About Chinese Canadian Historical Society of British Columbia

The Chinese Canadian Historical Society of British Columbia is a non-profit, participatory provincial organization dedicated to broadening our shared understanding of history of the Chinese in British Columbia through research, documentation, preservation and education.

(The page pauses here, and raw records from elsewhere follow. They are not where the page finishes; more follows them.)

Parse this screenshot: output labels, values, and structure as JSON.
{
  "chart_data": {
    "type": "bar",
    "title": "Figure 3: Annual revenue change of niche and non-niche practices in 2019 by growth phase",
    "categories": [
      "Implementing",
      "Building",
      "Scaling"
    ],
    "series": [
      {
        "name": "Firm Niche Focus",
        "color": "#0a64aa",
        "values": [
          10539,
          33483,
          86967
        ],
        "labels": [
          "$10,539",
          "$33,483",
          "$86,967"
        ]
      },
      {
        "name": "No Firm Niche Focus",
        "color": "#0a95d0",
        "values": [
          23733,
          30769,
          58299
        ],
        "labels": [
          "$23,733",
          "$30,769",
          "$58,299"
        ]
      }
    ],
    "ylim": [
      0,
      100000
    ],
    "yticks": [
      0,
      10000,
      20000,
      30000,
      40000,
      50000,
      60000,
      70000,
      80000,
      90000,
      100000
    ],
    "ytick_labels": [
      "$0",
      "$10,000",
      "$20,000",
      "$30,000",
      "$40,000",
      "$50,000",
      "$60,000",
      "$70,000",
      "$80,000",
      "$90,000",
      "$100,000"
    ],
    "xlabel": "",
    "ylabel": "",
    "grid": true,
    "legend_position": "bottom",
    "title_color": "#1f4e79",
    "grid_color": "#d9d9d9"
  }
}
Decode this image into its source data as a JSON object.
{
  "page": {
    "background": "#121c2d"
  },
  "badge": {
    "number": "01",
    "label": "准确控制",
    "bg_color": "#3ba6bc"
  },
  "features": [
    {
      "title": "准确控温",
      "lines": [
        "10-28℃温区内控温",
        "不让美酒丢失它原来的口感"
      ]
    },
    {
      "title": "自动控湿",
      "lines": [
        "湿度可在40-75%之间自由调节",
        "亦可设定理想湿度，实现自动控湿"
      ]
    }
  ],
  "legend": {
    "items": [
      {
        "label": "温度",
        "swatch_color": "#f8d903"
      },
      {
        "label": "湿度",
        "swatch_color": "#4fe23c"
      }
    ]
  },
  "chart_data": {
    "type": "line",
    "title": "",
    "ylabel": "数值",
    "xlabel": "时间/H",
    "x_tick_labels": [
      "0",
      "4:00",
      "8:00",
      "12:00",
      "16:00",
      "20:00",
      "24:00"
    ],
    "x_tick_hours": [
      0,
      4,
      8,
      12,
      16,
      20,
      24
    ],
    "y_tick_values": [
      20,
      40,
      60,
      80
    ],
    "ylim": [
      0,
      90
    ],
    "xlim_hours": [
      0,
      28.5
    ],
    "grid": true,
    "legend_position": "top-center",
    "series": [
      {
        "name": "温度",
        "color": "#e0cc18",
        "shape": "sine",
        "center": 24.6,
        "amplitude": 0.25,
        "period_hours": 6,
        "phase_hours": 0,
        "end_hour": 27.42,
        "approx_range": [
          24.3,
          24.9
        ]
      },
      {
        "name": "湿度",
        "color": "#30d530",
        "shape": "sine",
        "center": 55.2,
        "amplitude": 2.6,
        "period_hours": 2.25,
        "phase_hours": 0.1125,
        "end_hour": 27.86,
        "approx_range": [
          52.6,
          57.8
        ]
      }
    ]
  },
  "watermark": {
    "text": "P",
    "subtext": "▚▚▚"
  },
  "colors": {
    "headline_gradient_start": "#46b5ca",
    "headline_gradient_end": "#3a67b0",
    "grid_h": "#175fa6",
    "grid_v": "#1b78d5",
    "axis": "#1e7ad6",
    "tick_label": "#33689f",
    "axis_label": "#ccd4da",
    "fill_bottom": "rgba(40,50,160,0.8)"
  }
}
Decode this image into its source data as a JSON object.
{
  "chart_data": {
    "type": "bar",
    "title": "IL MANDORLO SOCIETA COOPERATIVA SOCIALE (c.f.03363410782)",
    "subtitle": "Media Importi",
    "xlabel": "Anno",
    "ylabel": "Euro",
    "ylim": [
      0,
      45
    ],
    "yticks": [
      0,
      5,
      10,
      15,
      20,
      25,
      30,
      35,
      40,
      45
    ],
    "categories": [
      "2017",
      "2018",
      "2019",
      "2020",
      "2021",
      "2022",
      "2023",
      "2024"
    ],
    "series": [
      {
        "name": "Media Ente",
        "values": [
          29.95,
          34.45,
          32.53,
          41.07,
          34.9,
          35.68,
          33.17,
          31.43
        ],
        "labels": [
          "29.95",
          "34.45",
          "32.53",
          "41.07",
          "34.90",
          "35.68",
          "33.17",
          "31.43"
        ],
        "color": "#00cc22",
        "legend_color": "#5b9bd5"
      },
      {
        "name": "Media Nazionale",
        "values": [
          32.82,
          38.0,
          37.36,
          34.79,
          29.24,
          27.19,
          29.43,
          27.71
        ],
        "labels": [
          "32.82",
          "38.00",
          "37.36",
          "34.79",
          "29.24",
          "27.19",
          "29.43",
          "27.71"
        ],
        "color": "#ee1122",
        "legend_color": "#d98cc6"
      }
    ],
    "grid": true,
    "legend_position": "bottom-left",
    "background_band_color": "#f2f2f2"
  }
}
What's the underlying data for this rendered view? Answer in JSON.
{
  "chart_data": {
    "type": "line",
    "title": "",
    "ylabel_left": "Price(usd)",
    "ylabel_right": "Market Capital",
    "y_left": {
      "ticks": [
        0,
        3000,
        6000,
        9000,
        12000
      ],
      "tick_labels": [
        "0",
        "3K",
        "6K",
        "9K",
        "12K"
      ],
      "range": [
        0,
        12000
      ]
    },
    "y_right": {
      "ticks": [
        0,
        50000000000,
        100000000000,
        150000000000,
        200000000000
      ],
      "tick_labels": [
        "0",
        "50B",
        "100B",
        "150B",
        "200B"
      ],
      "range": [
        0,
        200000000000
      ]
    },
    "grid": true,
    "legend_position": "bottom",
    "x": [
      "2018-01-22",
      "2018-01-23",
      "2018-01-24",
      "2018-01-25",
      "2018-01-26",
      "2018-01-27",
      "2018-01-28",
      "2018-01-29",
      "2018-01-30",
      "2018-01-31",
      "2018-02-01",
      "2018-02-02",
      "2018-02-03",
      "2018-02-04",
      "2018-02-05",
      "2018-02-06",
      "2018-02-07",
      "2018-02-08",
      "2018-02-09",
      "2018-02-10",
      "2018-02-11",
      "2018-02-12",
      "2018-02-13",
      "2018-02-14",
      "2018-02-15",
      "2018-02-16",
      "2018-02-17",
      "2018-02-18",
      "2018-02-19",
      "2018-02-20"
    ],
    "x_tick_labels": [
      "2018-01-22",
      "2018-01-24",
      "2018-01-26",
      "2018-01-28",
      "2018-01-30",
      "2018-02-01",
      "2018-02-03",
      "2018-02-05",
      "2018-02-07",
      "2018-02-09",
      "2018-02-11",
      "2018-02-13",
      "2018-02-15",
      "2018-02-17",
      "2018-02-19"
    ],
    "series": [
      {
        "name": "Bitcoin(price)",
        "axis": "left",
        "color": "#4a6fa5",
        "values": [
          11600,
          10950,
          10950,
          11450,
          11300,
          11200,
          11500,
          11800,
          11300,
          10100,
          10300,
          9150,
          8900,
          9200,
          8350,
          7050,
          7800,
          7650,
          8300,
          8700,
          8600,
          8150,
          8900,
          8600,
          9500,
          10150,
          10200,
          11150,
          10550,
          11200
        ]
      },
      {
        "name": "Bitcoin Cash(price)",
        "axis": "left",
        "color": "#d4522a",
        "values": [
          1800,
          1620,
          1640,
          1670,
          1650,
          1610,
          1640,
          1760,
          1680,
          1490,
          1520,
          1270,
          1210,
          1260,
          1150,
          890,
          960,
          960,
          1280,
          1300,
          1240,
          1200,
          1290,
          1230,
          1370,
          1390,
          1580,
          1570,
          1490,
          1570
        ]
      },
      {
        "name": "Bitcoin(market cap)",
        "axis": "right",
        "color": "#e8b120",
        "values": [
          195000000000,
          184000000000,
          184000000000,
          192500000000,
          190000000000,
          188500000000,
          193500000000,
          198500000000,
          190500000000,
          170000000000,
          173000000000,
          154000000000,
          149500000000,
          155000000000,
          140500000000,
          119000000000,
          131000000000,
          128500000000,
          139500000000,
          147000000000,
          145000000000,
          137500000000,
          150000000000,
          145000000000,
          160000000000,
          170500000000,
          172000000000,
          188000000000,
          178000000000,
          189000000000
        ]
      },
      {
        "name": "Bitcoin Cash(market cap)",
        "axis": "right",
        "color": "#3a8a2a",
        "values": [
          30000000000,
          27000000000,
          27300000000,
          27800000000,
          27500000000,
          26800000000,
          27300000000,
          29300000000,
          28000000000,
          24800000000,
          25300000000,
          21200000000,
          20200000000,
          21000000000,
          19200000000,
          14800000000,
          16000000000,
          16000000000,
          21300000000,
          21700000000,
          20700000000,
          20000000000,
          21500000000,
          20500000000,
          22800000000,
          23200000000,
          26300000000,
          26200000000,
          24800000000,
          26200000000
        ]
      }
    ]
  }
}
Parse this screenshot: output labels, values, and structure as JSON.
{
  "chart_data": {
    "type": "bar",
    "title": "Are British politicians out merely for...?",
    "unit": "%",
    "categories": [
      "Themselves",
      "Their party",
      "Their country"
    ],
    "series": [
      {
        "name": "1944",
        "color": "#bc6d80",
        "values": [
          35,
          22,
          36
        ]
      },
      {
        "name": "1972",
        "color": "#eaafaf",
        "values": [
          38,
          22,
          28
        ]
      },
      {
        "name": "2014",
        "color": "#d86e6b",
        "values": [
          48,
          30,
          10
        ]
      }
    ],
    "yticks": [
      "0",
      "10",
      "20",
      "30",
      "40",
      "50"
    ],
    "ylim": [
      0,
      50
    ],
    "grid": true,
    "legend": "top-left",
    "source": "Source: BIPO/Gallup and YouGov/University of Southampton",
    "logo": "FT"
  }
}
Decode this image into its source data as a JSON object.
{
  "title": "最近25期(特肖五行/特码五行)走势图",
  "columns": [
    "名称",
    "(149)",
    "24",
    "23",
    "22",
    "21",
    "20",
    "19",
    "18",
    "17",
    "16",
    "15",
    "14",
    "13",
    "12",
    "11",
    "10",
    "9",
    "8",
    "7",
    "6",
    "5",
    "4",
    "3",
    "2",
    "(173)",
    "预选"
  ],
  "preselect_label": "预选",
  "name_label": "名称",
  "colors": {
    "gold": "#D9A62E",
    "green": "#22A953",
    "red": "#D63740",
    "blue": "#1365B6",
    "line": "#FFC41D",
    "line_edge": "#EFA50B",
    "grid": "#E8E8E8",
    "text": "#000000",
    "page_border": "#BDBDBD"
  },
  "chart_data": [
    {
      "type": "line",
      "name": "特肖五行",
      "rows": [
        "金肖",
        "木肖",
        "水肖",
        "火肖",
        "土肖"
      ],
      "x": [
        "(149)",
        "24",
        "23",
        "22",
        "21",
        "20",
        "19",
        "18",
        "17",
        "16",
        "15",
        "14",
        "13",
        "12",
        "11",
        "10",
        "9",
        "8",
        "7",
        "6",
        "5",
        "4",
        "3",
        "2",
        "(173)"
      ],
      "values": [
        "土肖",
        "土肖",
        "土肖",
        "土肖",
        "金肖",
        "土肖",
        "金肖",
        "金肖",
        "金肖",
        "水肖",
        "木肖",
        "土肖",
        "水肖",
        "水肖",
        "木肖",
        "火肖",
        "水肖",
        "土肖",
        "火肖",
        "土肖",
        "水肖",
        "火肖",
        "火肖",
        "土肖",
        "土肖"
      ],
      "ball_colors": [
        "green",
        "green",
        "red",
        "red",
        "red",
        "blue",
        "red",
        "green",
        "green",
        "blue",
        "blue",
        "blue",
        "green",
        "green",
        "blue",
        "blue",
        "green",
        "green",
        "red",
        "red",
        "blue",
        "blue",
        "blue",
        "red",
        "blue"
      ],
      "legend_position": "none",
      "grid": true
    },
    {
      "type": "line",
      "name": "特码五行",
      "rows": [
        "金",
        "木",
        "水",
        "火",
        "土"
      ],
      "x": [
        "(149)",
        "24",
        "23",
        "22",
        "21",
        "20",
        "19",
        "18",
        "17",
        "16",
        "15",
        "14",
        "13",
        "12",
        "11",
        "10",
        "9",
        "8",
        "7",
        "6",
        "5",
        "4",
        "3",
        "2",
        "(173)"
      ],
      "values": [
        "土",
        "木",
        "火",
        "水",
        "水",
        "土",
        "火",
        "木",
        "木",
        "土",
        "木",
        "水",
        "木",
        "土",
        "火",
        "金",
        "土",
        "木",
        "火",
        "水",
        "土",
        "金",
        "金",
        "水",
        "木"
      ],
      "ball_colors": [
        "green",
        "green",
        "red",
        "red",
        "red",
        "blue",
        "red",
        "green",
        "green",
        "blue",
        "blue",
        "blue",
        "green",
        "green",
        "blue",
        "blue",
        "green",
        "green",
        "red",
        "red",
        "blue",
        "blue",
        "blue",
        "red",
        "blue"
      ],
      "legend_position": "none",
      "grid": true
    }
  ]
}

About Chinatown Together (華埠團結)

Chinatown Together aims to bring people together for Chinatown through inclusive and intergenerational public arts and cultural events rooted in the heart of Chinatown. Originating from Vancouver Chinatown’s anti-gentrification movement, our mission is to reclaim space and culture in the historic neighbourhood. We host a diversity of free community cultural events ranging from tea and paint gatherings to kung fu workshops and stand-up comedy – all with the goal of bringing the community in Chinatown together to advocate for Chinatown together. For more information and stay up-to-date with future events, visit:

COVID Safety Information

For the health and safety of all our community members (especially seniors, disabled and immunocompromised folks), we highly encourage you to wear a face mask (preferably KN95, KF94 or N95).

Accessibility Information

Transit: Chinatown is accessible by transit via skytrain. The closest skytrain station is Stadium-Chinatown.
Parking: The Chinatown Plaza Mall has a parkade one block away from the event venue, and street parking is also available closeby.